The second lift was performed using a barbell system positioned within a metal track, such that the starting point of a lift could occur with the patient’s arms fully extended and the knees bent at 45°. The participants’ hands were placed in weightlifting gloves, with the wrist attached to the barbell, so as to assist with the grip of the weights. The subject was asked to keep the back aligned in an upward position, to lean away from the bar at 15°, and to retract the scapula. From this position, the knees were extended, and weights lifted for approximately 3 seconds (see Figure 2). The weights were sequentially increased, until the instructor again noted a faltering of form, indicating that the maximal weightlifting capacity was being approached. With this weight achieved, the weight was reduced by 30%, and the subject was asked to repeat the extension maneuver for three additional repetitions.

Figure 2 Hand lift: barbell system positioned according to gravitational wellness system.

The third lift was performed from a lying position using weightlifting gloves. The weights were again positioned within a track system such that only up-and-down movements were permitted. The participant’s position was such that the barbell was directly above the chin. The grip was slightly wider than shoulder width at the beginning position. A chest-press maneuver was then completed to full extension (see Figure 3). As with the other exercises, weight was added until the subject demonstrated a faltering of form, indicating that the maximal weightlifting capacity was being approached. When this weight was achieved, the weight was reduced by 30%, and the participant was asked to complete three additional repetitions.

Figure 3 Chest lift: barbell system positioned according to gravitational wellness system.

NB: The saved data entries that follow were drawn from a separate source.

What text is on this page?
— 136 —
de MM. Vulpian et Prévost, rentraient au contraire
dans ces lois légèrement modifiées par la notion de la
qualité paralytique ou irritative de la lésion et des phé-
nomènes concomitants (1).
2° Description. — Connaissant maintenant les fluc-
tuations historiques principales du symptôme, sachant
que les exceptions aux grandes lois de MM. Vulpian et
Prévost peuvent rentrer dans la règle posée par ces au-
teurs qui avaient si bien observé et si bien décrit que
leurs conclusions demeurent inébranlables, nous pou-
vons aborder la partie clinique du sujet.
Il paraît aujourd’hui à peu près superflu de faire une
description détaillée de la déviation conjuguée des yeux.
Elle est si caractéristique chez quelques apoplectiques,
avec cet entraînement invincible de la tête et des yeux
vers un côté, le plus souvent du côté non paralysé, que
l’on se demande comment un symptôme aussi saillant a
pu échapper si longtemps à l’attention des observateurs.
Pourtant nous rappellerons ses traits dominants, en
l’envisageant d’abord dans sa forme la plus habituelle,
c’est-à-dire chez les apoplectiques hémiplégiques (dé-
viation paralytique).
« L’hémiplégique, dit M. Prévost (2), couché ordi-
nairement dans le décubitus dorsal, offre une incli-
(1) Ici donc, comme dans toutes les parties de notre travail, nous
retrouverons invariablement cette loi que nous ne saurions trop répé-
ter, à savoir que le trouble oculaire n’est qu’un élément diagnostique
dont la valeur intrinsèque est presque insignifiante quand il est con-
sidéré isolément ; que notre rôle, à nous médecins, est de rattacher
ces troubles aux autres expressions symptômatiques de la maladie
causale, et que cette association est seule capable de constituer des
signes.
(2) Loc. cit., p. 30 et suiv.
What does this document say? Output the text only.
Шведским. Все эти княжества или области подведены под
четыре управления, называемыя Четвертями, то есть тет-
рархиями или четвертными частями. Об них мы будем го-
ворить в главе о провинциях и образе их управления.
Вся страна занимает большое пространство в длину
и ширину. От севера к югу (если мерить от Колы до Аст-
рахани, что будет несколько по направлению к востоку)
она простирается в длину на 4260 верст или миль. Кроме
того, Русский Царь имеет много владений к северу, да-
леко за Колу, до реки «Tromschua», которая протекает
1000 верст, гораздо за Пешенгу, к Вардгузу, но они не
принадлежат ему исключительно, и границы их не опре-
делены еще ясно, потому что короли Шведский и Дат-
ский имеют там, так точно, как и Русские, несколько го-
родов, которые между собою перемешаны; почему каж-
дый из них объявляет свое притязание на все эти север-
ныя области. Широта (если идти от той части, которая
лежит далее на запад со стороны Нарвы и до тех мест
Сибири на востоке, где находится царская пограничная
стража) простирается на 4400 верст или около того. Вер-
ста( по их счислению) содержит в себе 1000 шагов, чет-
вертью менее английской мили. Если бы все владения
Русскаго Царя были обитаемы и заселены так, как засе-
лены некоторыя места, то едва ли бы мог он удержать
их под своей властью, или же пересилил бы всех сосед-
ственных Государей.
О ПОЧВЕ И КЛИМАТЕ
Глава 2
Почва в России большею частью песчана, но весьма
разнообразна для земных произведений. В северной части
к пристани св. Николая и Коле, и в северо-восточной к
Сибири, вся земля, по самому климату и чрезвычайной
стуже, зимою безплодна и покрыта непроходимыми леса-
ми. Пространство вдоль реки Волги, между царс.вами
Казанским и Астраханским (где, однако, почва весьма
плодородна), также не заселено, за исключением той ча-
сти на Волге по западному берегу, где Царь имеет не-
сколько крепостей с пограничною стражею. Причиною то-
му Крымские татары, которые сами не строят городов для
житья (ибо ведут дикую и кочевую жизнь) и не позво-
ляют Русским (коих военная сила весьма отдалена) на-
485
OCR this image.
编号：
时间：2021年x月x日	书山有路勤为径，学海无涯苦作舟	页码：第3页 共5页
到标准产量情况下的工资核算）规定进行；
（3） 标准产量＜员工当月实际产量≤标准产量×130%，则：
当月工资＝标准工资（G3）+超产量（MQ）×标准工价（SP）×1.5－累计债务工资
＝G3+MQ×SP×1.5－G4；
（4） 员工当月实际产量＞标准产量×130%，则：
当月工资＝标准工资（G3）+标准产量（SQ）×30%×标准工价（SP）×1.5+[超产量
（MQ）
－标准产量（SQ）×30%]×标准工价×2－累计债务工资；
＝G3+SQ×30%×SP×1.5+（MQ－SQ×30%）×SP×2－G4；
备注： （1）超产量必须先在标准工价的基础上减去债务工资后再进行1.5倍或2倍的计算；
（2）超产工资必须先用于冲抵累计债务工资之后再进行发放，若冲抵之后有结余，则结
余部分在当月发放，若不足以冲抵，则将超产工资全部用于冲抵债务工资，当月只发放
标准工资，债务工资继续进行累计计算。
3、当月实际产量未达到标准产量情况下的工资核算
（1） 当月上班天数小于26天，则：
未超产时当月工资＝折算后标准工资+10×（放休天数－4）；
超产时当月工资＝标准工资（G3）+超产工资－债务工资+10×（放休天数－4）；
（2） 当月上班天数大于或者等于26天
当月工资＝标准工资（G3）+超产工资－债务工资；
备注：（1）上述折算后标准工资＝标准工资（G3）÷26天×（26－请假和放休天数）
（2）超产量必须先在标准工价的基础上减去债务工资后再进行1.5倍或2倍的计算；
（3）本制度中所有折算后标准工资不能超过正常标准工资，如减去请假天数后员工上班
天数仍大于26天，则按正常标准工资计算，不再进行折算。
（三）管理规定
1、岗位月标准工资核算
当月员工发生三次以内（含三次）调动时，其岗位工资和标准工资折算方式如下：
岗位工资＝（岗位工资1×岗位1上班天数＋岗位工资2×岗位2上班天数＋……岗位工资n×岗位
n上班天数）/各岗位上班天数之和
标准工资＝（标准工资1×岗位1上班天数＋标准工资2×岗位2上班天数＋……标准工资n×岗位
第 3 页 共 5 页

The fourth lift was performed from a lying position using a barbell system contained within upright metal tracks. Wearing tennis shoes, the participant was instructed to lie on the mat, with the soles of the shoes placed at the mid-position of the plantar fascia. The starting position was determined such that the knees were bent at a 45° angle, with the participant instructed to extend the knees, lifting the weights for less than 3 seconds (see Figure 4). Weights were then added as in the previous exercises, until the instructor determined that the form of the subject was faltering, indicating that the maximal weightlifting capacity was being approached. The weight was then reduced by 30%, and the subject completed three additional repetitions. At this reduced weight, the subject’s foot was moved anteriorly and posteriorly on the bar such that the weight was lifted from contact positions just anterior to the calcaneus, and two additional positions until a final lift at the metatarsophalangeal joint. The final maneuver, using the previously described positioning, occurred using the final weight, as previously described. The instructor asked the participant to lift the weights, while the barbell was slowly rotated by the instructor, moving the contact position of the foot from the metatarsophalangeal joint to the anterior calcaneus and back.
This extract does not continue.